住宅ローンは「今のままでいい」とは限らない
住宅ローンは、一度借りたらそのまま返済し続けるものだと思っていました。
でも、金利環境が変われば、借り換えによって条件を改善できる可能性があります。
我が家の場合は、金利が0.85%から1.0%へ上昇したことをきっかけに借り換えを検討。
複数の金融機関を比較した結果、
地方銀行:1.0%
↓
SBI新生銀行:0.29%
へ変更することができました。
もちろん、誰にとっても借り換えが得になるわけではありません。
借り換えにはまとまった諸費用も必要なので、
「金利が下がる=必ず得」ではなく、諸費用を含めたトータルコストで判断することが大切です。
まとめ|住宅ローンの金利が上がったら一度比較してみよう
今回の我が家の住宅ローン借り換えをまとめると、
- もともとの金利は0.85%
- 金利上昇で1.0%に
- 借り換えを検討
- 3行に申し込み
- auじぶん銀行は否決
- 住信SBIネット銀行は0.448%で承認
- SBI新生銀行は0.29%で承認
- 最終的にSBI新生銀行へ借り換え
- 連帯債務からペアローンへ変更
- 借り換え費用は約90万円
- 手続き開始から完了まで約4か月
という結果になりました。
住宅ローンの借り換えは、書類の準備や審査、銀行とのやり取りなど、思っていた以上にやることが多かったです。

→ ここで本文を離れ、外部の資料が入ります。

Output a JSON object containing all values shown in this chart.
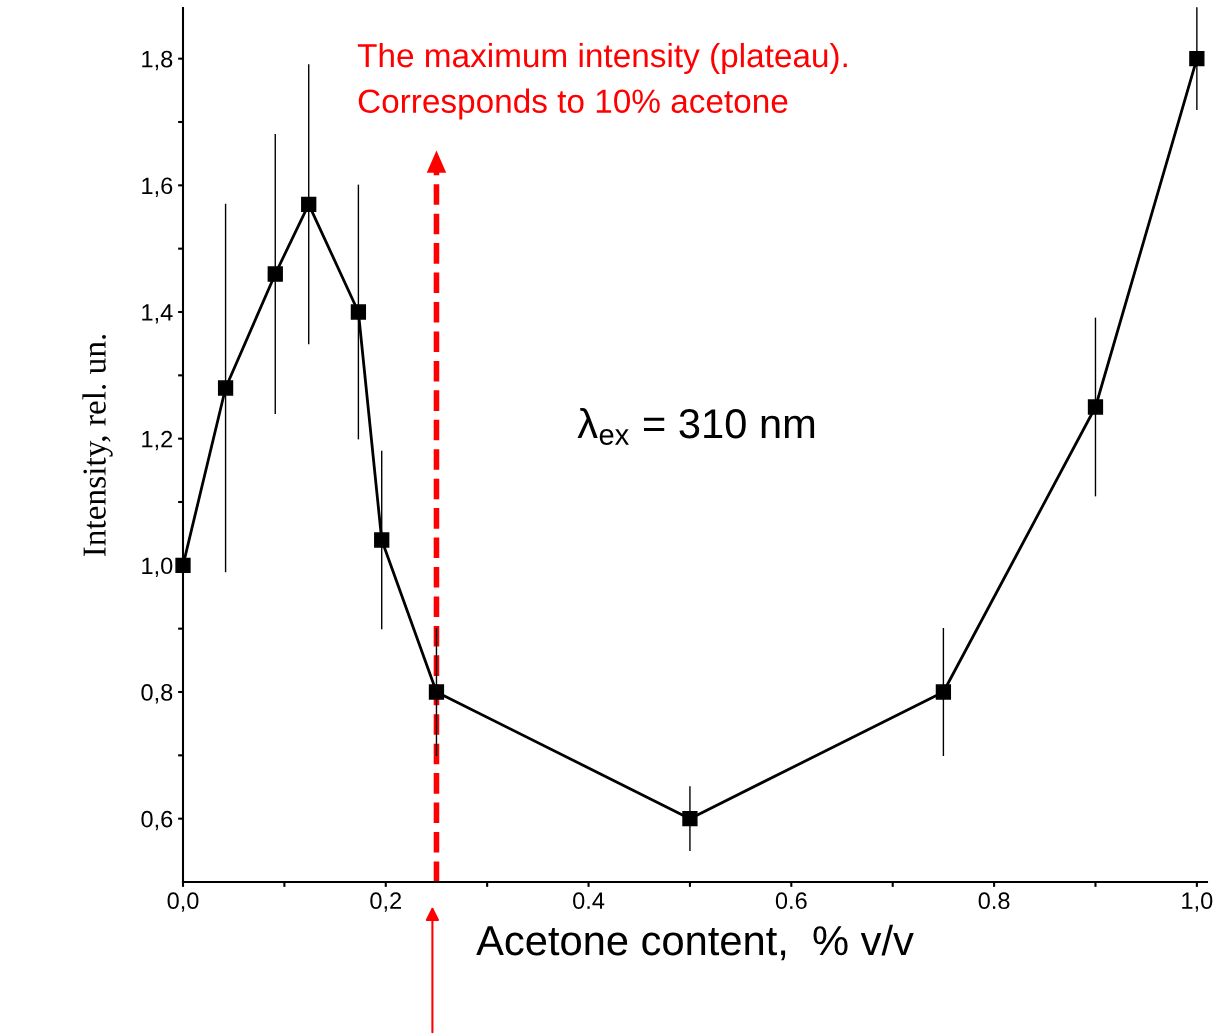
{
  "chart_data": {
    "type": "line",
    "xlabel": "Acetone content,  % v/v",
    "ylabel": "Intensity, rel. un.",
    "x": [
      0.0,
      0.042,
      0.091,
      0.124,
      0.173,
      0.196,
      0.25,
      0.5,
      0.75,
      0.9,
      1.0
    ],
    "series": [
      {
        "color": "#000000",
        "values": [
          1.0,
          1.28,
          1.46,
          1.57,
          1.4,
          1.04,
          0.8,
          0.6,
          0.8,
          1.25,
          1.8
        ],
        "errors": [
          null,
          0.29,
          0.22,
          0.22,
          0.2,
          0.14,
          0.1,
          0.05,
          0.1,
          0.14,
          0.08
        ]
      }
    ],
    "marker": "square",
    "line_style": "solid",
    "grid": false,
    "legend": false,
    "xlim": [
      0,
      1.01
    ],
    "ylim": [
      0.5,
      1.88
    ],
    "xticks": [
      {
        "value": 0,
        "label": "0,0"
      },
      {
        "value": 0.1,
        "label": null
      },
      {
        "value": 0.2,
        "label": "0,2"
      },
      {
        "value": 0.3,
        "label": null
      },
      {
        "value": 0.4,
        "label": "0.4"
      },
      {
        "value": 0.5,
        "label": null
      },
      {
        "value": 0.6,
        "label": "0.6"
      },
      {
        "value": 0.7,
        "label": null
      },
      {
        "value": 0.8,
        "label": "0.8"
      },
      {
        "value": 0.9,
        "label": null
      },
      {
        "value": 1.0,
        "label": "1,0"
      }
    ],
    "yticks": [
      {
        "value": 0.6,
        "label": "0,6"
      },
      {
        "value": 0.7,
        "label": null
      },
      {
        "value": 0.8,
        "label": "0,8"
      },
      {
        "value": 0.9,
        "label": null
      },
      {
        "value": 1.0,
        "label": "1,0"
      },
      {
        "value": 1.1,
        "label": null
      },
      {
        "value": 1.2,
        "label": "1,2"
      },
      {
        "value": 1.3,
        "label": null
      },
      {
        "value": 1.4,
        "label": "1,4"
      },
      {
        "value": 1.5,
        "label": null
      },
      {
        "value": 1.6,
        "label": "1,6"
      },
      {
        "value": 1.7,
        "label": null
      },
      {
        "value": 1.8,
        "label": "1,8"
      }
    ],
    "ref_lines": [
      {
        "axis": "x",
        "value": 0.25,
        "color": "#ff0000",
        "line_style": "dashed"
      }
    ],
    "annotations": [
      "The maximum intensity (plateau).\nCorresponds to 10% acetone",
      "λ$_{ex}$ = 310 nm"
    ]
  }
}
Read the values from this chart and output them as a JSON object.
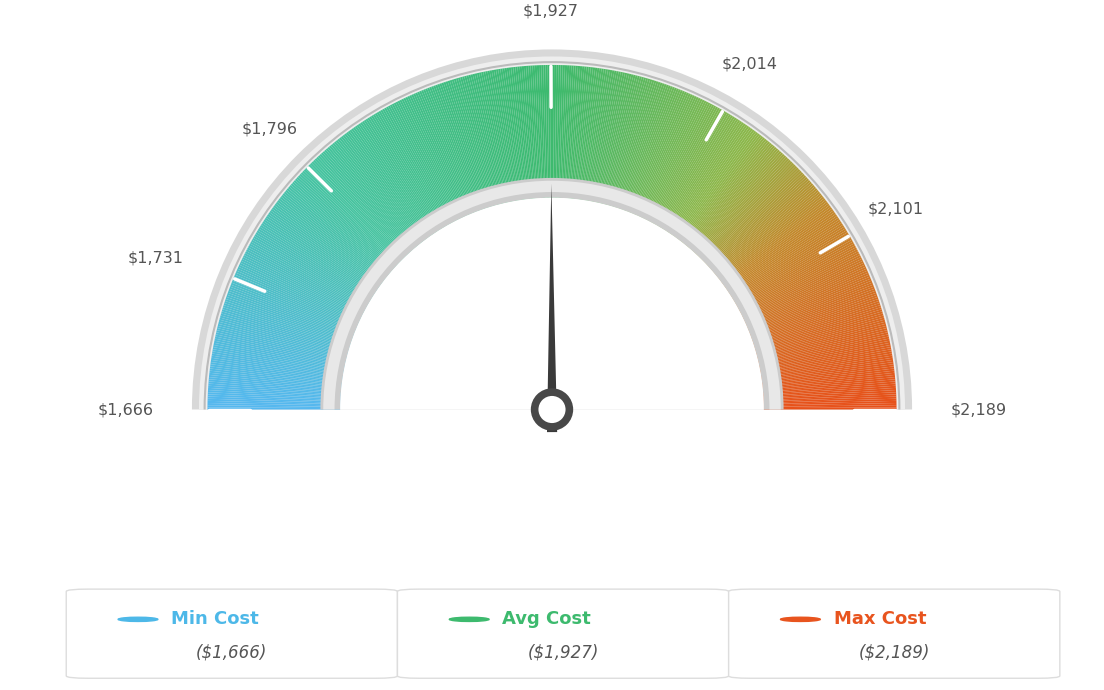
{
  "min_val": 1666,
  "avg_val": 1927,
  "max_val": 2189,
  "tick_labels": [
    "$1,666",
    "$1,731",
    "$1,796",
    "$1,927",
    "$2,014",
    "$2,101",
    "$2,189"
  ],
  "tick_values": [
    1666,
    1731,
    1796,
    1927,
    2014,
    2101,
    2189
  ],
  "legend_items": [
    {
      "label": "Min Cost",
      "value": "($1,666)",
      "color": "#4db8e8"
    },
    {
      "label": "Avg Cost",
      "value": "($1,927)",
      "color": "#3dba6e"
    },
    {
      "label": "Max Cost",
      "value": "($2,189)",
      "color": "#e8541e"
    }
  ],
  "needle_value": 1927,
  "background_color": "#ffffff",
  "color_stops": [
    [
      0.0,
      "#55b8f0"
    ],
    [
      0.25,
      "#45c4a0"
    ],
    [
      0.5,
      "#3dba6e"
    ],
    [
      0.7,
      "#8db84a"
    ],
    [
      0.8,
      "#c4882a"
    ],
    [
      1.0,
      "#e8501a"
    ]
  ]
}
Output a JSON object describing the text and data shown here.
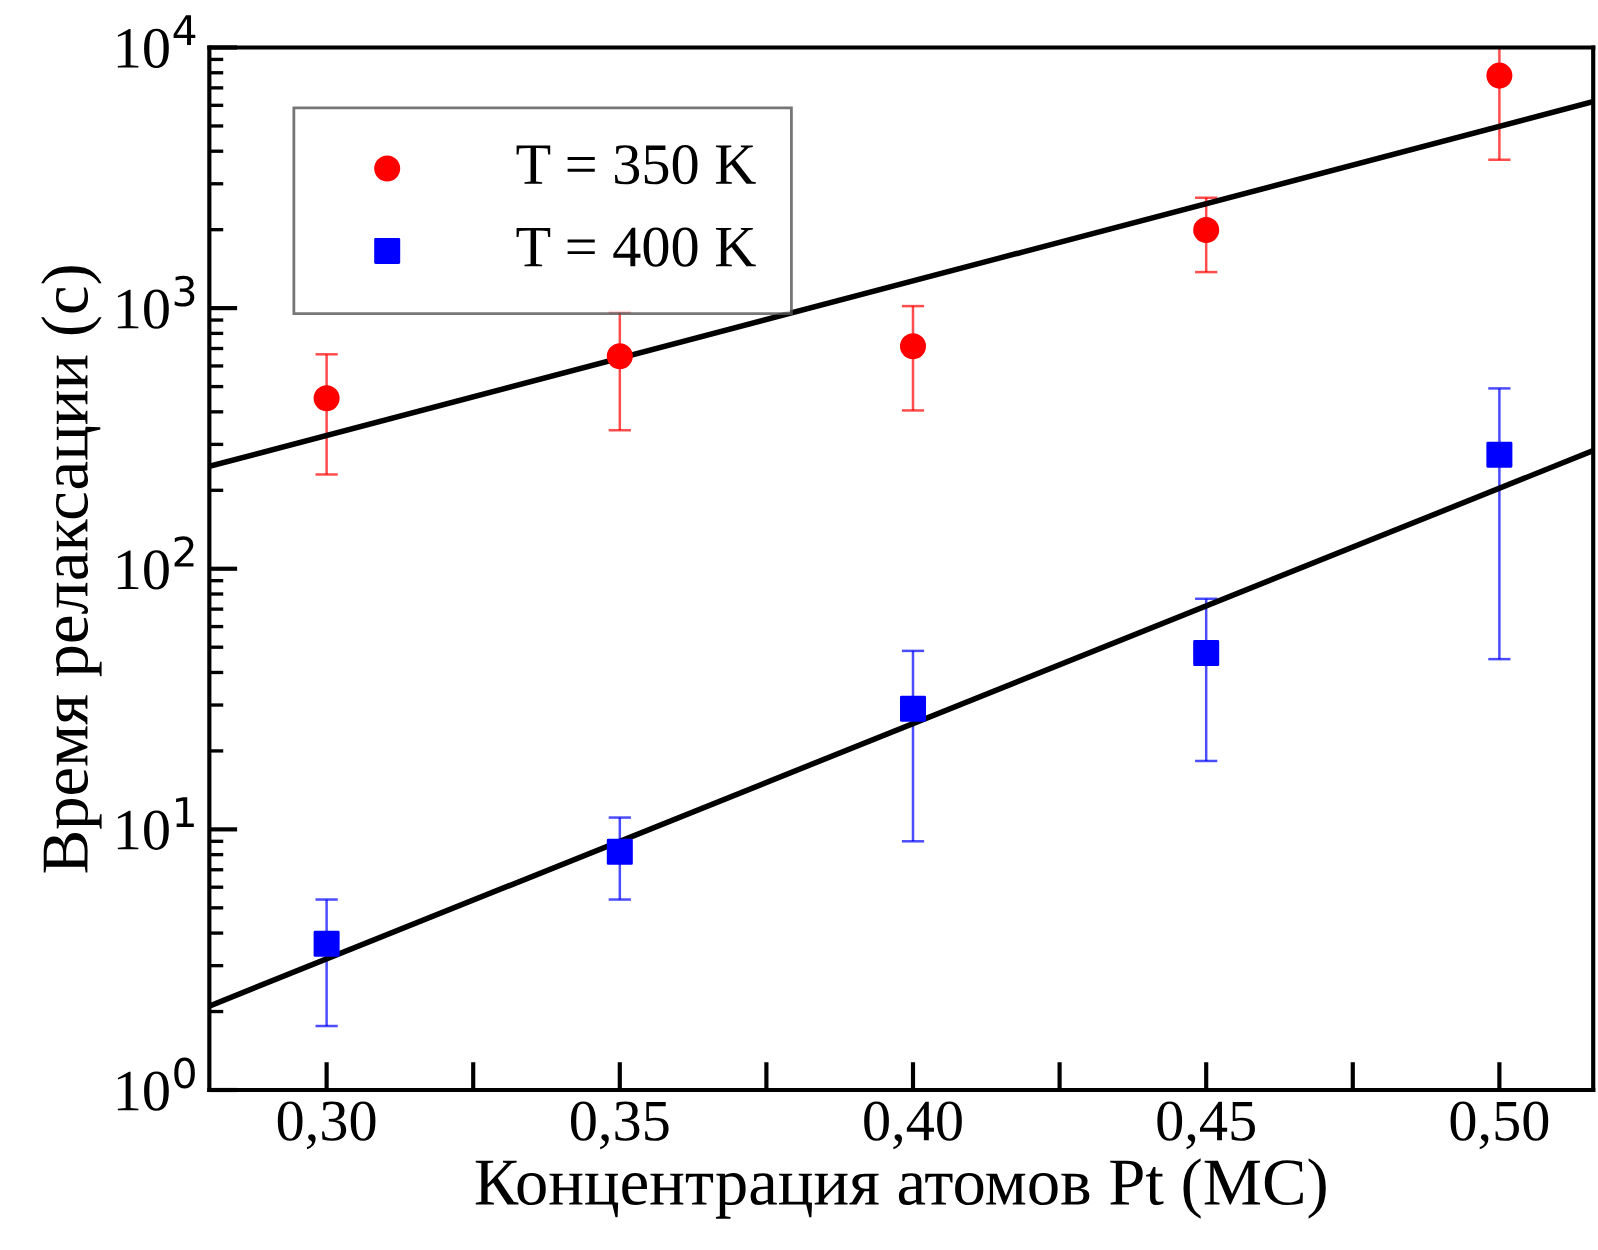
{
  "chart_data": {
    "type": "scatter",
    "xlabel": "Концентрация атомов Pt (МС)",
    "ylabel": "Время релаксации (с)",
    "log": "y",
    "xlim": [
      0.28,
      0.516
    ],
    "ylim": [
      1,
      10000
    ],
    "xticks": [
      {
        "value": 0.3,
        "label": "0,30"
      },
      {
        "value": 0.325,
        "label": null
      },
      {
        "value": 0.35,
        "label": "0,35"
      },
      {
        "value": 0.375,
        "label": null
      },
      {
        "value": 0.4,
        "label": "0,40"
      },
      {
        "value": 0.425,
        "label": null
      },
      {
        "value": 0.45,
        "label": "0,45"
      },
      {
        "value": 0.475,
        "label": null
      },
      {
        "value": 0.5,
        "label": "0,50"
      }
    ],
    "yticks": [
      {
        "value": 1,
        "label": "10$^{0}$"
      },
      {
        "value": 10,
        "label": "10$^{1}$"
      },
      {
        "value": 100,
        "label": "10$^{2}$"
      },
      {
        "value": 1000,
        "label": "10$^{3}$"
      },
      {
        "value": 10000,
        "label": "10$^{4}$"
      }
    ],
    "grid": false,
    "legend": "top left",
    "series": [
      {
        "name": "T = 350 K",
        "color": "#ff0000",
        "marker": "circle",
        "x": [
          0.3,
          0.35,
          0.4,
          0.45,
          0.5
        ],
        "values": [
          451,
          654,
          714,
          1995,
          7800
        ],
        "errors": [
          [
            230,
            665
          ],
          [
            340,
            966
          ],
          [
            405,
            1018
          ],
          [
            1375,
            2650
          ],
          [
            3710,
            10000
          ]
        ]
      },
      {
        "name": "T = 400 K",
        "color": "#0000ff",
        "marker": "square",
        "x": [
          0.3,
          0.35,
          0.4,
          0.45,
          0.5
        ],
        "values": [
          3.64,
          8.2,
          29,
          47.5,
          274
        ],
        "errors": [
          [
            1.76,
            5.38
          ],
          [
            5.38,
            11.1
          ],
          [
            9.0,
            48.4
          ],
          [
            18.3,
            76.7
          ],
          [
            45,
            492
          ]
        ]
      },
      {
        "type": "line",
        "color": "#000000",
        "marker": "none",
        "x": [
          0.28,
          0.516
        ],
        "values": [
          247,
          6200
        ]
      },
      {
        "type": "line",
        "color": "#000000",
        "marker": "none",
        "x": [
          0.28,
          0.516
        ],
        "values": [
          2.1,
          284
        ]
      }
    ]
  }
}
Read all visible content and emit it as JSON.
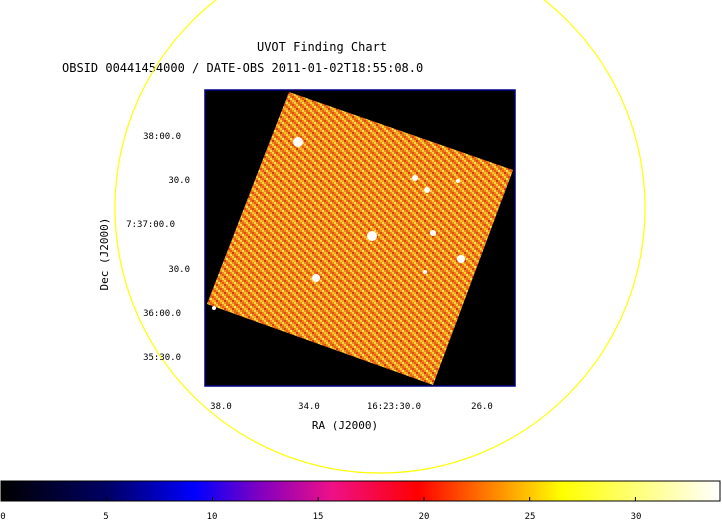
{
  "title": "UVOT Finding Chart",
  "subtitle": "OBSID 00441454000 / DATE-OBS 2011-01-02T18:55:08.0",
  "x_axis": {
    "label": "RA (J2000)",
    "ticks": [
      "38.0",
      "34.0",
      "16:23:30.0",
      "26.0"
    ]
  },
  "y_axis": {
    "label": "Dec (J2000)",
    "ticks": [
      "38:00.0",
      "30.0",
      "7:37:00.0",
      "30.0",
      "36:00.0",
      "35:30.0"
    ]
  },
  "colorbar": {
    "min": 0,
    "max": 34,
    "ticks": [
      "0",
      "5",
      "10",
      "15",
      "20",
      "25",
      "30"
    ],
    "tick_values": [
      0,
      5,
      10,
      15,
      20,
      25,
      30
    ]
  },
  "colors": {
    "circle": "#ffff00",
    "frame": "#000080",
    "background": "#000000"
  }
}
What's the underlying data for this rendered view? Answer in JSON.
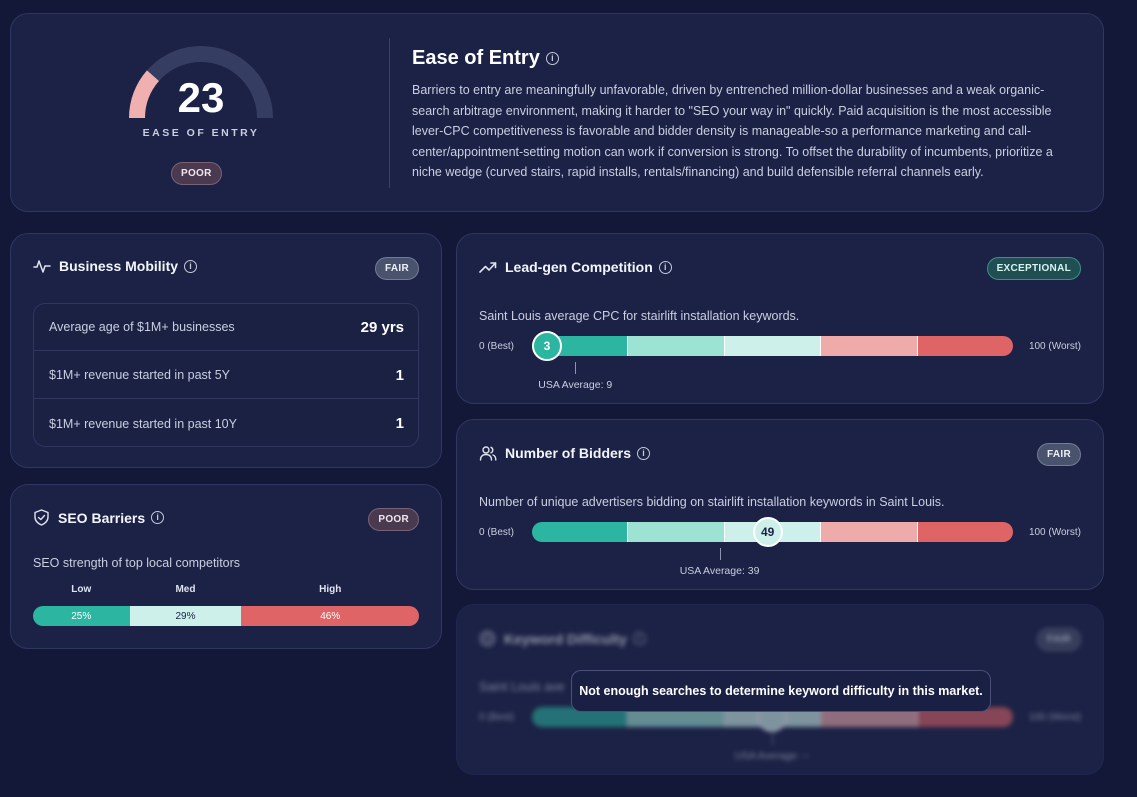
{
  "ease": {
    "score": "23",
    "score_value": 23,
    "label": "EASE OF ENTRY",
    "badge": "POOR",
    "title": "Ease of Entry",
    "description": "Barriers to entry are meaningfully unfavorable, driven by entrenched million-dollar businesses and a weak organic-search arbitrage environment, making it harder to \"SEO your way in\" quickly. Paid acquisition is the most accessible lever-CPC competitiveness is favorable and bidder density is manageable-so a performance marketing and call-center/appointment-setting motion can work if conversion is strong. To offset the durability of incumbents, prioritize a niche wedge (curved stairs, rapid installs, rentals/financing) and build defensible referral channels early."
  },
  "mobility": {
    "title": "Business Mobility",
    "badge": "FAIR",
    "rows": [
      {
        "label": "Average age of $1M+ businesses",
        "value": "29 yrs"
      },
      {
        "label": "$1M+ revenue started in past 5Y",
        "value": "1"
      },
      {
        "label": "$1M+ revenue started in past 10Y",
        "value": "1"
      }
    ]
  },
  "seo": {
    "title": "SEO Barriers",
    "badge": "POOR",
    "subtitle": "SEO strength of top local competitors",
    "segments": [
      {
        "label": "Low",
        "value": "25%",
        "pct": 25,
        "color": "#2cb5a0"
      },
      {
        "label": "Med",
        "value": "29%",
        "pct": 29,
        "color": "#cdf1ea"
      },
      {
        "label": "High",
        "value": "46%",
        "pct": 46,
        "color": "#de6466"
      }
    ]
  },
  "leadgen": {
    "title": "Lead-gen Competition",
    "badge": "EXCEPTIONAL",
    "description": "Saint Louis average CPC for stairlift installation keywords.",
    "best_label": "0 (Best)",
    "worst_label": "100 (Worst)",
    "value": "3",
    "value_num": 3,
    "avg_label": "USA Average: 9",
    "avg_num": 9
  },
  "bidders": {
    "title": "Number of Bidders",
    "badge": "FAIR",
    "description": "Number of unique advertisers bidding on stairlift installation keywords in Saint Louis.",
    "best_label": "0 (Best)",
    "worst_label": "100 (Worst)",
    "value": "49",
    "value_num": 49,
    "avg_label": "USA Average: 39",
    "avg_num": 39
  },
  "keyword": {
    "title": "Keyword Difficulty",
    "badge": "FAIR",
    "description": "Saint Louis ave",
    "best_label": "0 (Best)",
    "worst_label": "100 (Worst)",
    "avg_label": "USA Average: --",
    "overlay": "Not enough searches to determine keyword difficulty in this market."
  }
}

一方で、金利が上昇して「このままで大丈夫かな?」と感じているなら、まずは現在の住宅ローンと他行の条件を比較してみる価値はあると思います。
借り換えるかどうかは、そのシミュレーション結果を見てから決めればOK。
我が家も、最初から借り換え先を決めていたわけではありません。
まずは比較してみて、「本当にメリットがあるのか」を確認するところから始めました。
この記事が、住宅ローンの借り換えを検討している方の参考になればうれしいです。